The day to day delivery can continue.

It’s the expensive top levels that do the damage and will be most resistant to the necessary dramatic reform.

And anyway the numbers need to be cut by 50% whatever happens.

transmissionofflame
3 months ago
Reply to  Jack the dog

Yes – Reform will need to hit the ground running and be bold. We can but hope, and meantime chip away in whatever way we can.

Jack the dog
Jack the dog
3 months ago
Reply to  Curio

In theory only. In practice power is weilded by a self selecting class of mandarins.

EppingBlogger
3 months ago

Forget the Tories faux objections.

They had 14 years in office before which they had over a decade on opposition with additional Parliamentary funding during which all they did was support the daftness that has brought us to where we are.

EppingBlogger
3 months ago

Just consider this.

If the UK is dependant on EU energy to see us through there will be no need for the EU as we will be a helpless colony.
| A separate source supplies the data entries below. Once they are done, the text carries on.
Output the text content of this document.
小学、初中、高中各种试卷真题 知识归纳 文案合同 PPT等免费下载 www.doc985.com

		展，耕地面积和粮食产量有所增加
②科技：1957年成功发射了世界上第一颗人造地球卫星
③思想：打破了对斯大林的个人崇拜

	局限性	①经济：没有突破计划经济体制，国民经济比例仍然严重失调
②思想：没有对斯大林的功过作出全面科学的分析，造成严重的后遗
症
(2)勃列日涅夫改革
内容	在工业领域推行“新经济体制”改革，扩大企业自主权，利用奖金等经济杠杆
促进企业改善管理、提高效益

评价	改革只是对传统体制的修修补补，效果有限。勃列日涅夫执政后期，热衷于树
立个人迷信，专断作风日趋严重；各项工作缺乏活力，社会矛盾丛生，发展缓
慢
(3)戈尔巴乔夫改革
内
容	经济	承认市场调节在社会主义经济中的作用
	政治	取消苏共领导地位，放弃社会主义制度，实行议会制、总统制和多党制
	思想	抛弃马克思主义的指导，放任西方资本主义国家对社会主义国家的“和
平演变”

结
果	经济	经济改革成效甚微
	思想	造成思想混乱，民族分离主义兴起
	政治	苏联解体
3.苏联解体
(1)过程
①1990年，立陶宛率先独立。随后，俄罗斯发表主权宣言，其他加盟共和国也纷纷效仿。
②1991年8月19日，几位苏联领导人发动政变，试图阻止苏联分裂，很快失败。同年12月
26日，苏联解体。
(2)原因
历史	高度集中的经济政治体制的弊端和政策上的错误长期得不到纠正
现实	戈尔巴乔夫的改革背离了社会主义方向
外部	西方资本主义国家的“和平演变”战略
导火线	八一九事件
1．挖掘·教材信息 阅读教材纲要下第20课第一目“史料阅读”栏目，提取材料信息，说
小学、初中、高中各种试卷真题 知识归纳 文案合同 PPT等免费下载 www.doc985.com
The objectives of Hague, Cameron-Clegg, May and Johnson achieved.

MODERATOR HERE: In your first sentence did you mean to say ‘…no need for Westminster as we will be …’.

varmint
3 months ago

This Labour Party will be out of power for 20 years. They are a pathetic shower of EU/UN/WEF/WHO Technocratic ARSE LICKERS. ——-But by the time we get rid of them we will have continued down the Green Brick Road to Deindustrialisation, the highest electricity prices in the world and the poorest will be so unable to afford their energy bills that a tax will need to be placed on those who can just about afford them to pay the bills of the poor. —–ECO SOCIALISM——–Which is what the climate change agenda was all about in the first place —–Energy is a kind of currency. —-The latter day Robin Hoods are stealing energy from the rich and giving it to the poor.

Kev
Kev
3 months ago

Joint bray.

coviture2020
coviture2020
3 months ago

Thanks sceptic for an article about Starmers continuing idiocy and on christmas day of all days.
Is he doing this because he knows, not christian I know but, that everyone detests him.

Chris Kenny
Chris Kenny
3 months ago

Just do it. Add another nail in the coffin. Anything they do can be undone.

happycake78
happycake78
3 months ago

More WEF rubbish being forced on us.